Football
Tim Vickery, South America correspondent 7y

U-20 South American Championship a path to stardom for many

In the run to three finals in the last three years, the Argentina team has been carried by two outstanding players, the Barcelona pair of Javier Mascherano and Lionel Messi. Both men are products of the South American Under-20 Championships. 

Mascherano appeared in the tournament 14 years ago, when it was held in Uruguay. He impressed as a gutsy central midfielder with a safe range of passing, a crunching tackle, good positional sense and the capacity to rise to the occasion, and dig deep when his side needed it most. His potential was obvious, and he was fast tracked into the senior squad. He had yet to get on the field for his club side, River Plate -- and that was still the case five months later, when he made his senior international debut in a friendly. Within a year it was impossible to imagine an Argentina side without him -- which still remains the case all these years later.

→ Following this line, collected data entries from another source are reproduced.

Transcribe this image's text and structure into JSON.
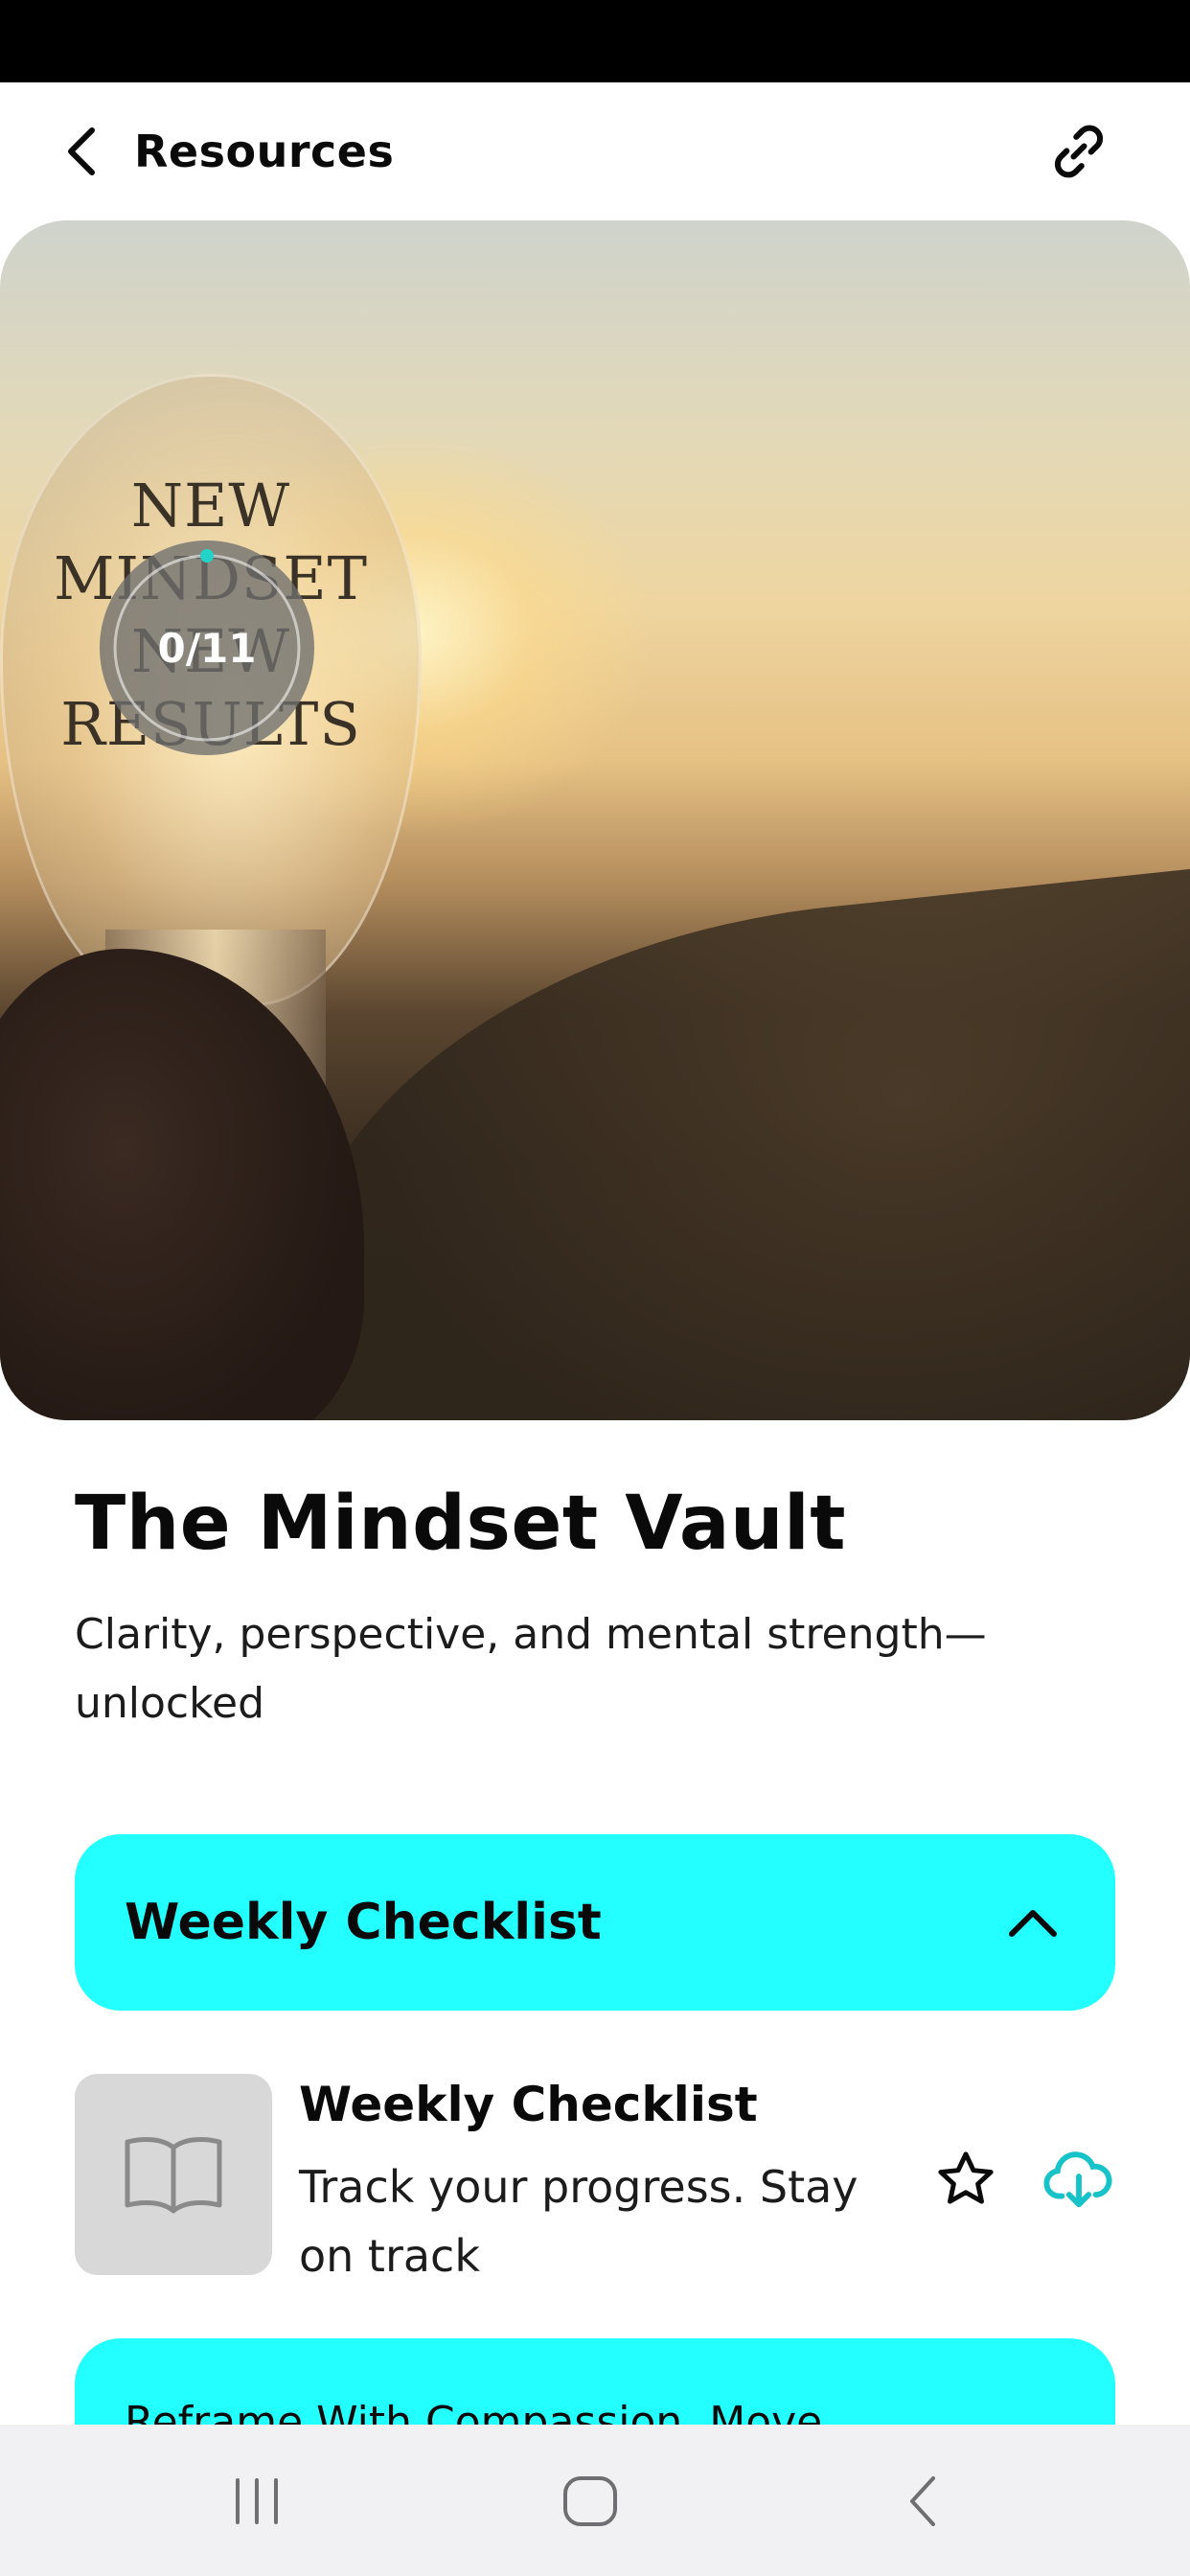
{
  "header": {
    "title": "Resources",
    "back_icon": "chevron-left-icon",
    "share_icon": "link-icon"
  },
  "hero": {
    "image_text": [
      "NEW",
      "MINDSET",
      "NEW",
      "RESULTS"
    ],
    "progress_label": "0/11",
    "progress_completed": 0,
    "progress_total": 11
  },
  "title": "The Mindset Vault",
  "subtitle": "Clarity, perspective, and mental strength—unlocked",
  "accordion": {
    "label": "Weekly Checklist",
    "state": "expanded",
    "icon": "chevron-up-icon"
  },
  "items": [
    {
      "title": "Weekly Checklist",
      "description": "Track your progress. Stay on track",
      "thumb_icon": "book-icon",
      "favorite_icon": "star-icon",
      "download_icon": "cloud-download-icon"
    }
  ],
  "next_accordion": {
    "label": "Reframe With Compassion. Move"
  },
  "nav": {
    "recents_icon": "recents-icon",
    "home_icon": "home-icon",
    "back_icon": "back-icon"
  },
  "colors": {
    "accent": "#23FFFF",
    "download_icon": "#16C3C8",
    "progress_dot": "#22D3C8"
  }
}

Lionel Messi was unleashed onto an unsuspecting world two years after Mascherano, in the 2005 South American Under-20 Championships in Colombia. At the time he had played just one friendly for Barcelona, and the main reason that Argentina had selected him was to head off any attempts from Spain to claim the player. He was tiny, two years younger than his opponents and he found the physical grind of the completion -- with 9 games inside a month -- hard going.  He was sometimes used as a substitute. But everyone there was aware that we were in the presence of something very special. Before the year was out he had won a senior cap for his country.

This is the South American Under-20 Championships at their best, a conveyor belt of talent. With Under-23 football no longer a fixture on the continent's international calendar, the Under-20s are the nearest thing to the senior side. So, when the latest version of the competition kicks off in Ecuador on Wednesday, the senior coaches will be looking to see who performs well under pressure. An army of scouts will also be on hand to run the rule over the latest products from the South American production line. Over the next few weeks, some previously unknown players might begin their rise to the top.

One who has already built a name for himself is Colombian defender Carlos Cuesta. He is just 17 -- still eligible for the next version of the Under-20 Championships in two years' time. But giving away two years to his opponents is unlikely to phase him. Cuesta has already given ample signs of his promise in senior football with the continental champions Atletico Nacional.

His breakthrough game came in mid-October, away to Coritiba of Brazil in the Copa Sudamericana. Nacional were depleted by injuries, and the youngster was on the bench. Before the half hour mark he was on the field, replacing injured right back Daniel Bocanegra. Very soon Nacional were a man down, as centre-back Francisco Najera picked up a second yellow card. Cuesta had been thrown into the deep end; away to dangerous, highly motivated opponents, switched between right-back and centre-back in a side that played for over an hour with ten. He came out in fine style, calm, classy, unflustered, this was a 17-year-old who deserved to go straight into any scout's notebook.

With Nacional caught in a fixture pile up, the last few months of 2016 gave Cuesta some more first team opportunities -- and he impressed every time, reading the game well, trying to organise those around him and timing his tackles with great precision. In the semifinal of the Colombian championship one gloriously timed tackle put Santa Fe dangerman Jonathan Gomez out of the game.

Cuesta looks to be an extraordinary talent. But there is a huge gap between promise and reality. It will be fascinating to see whether the 2017 South American Under-20 Championships can help him bridge it.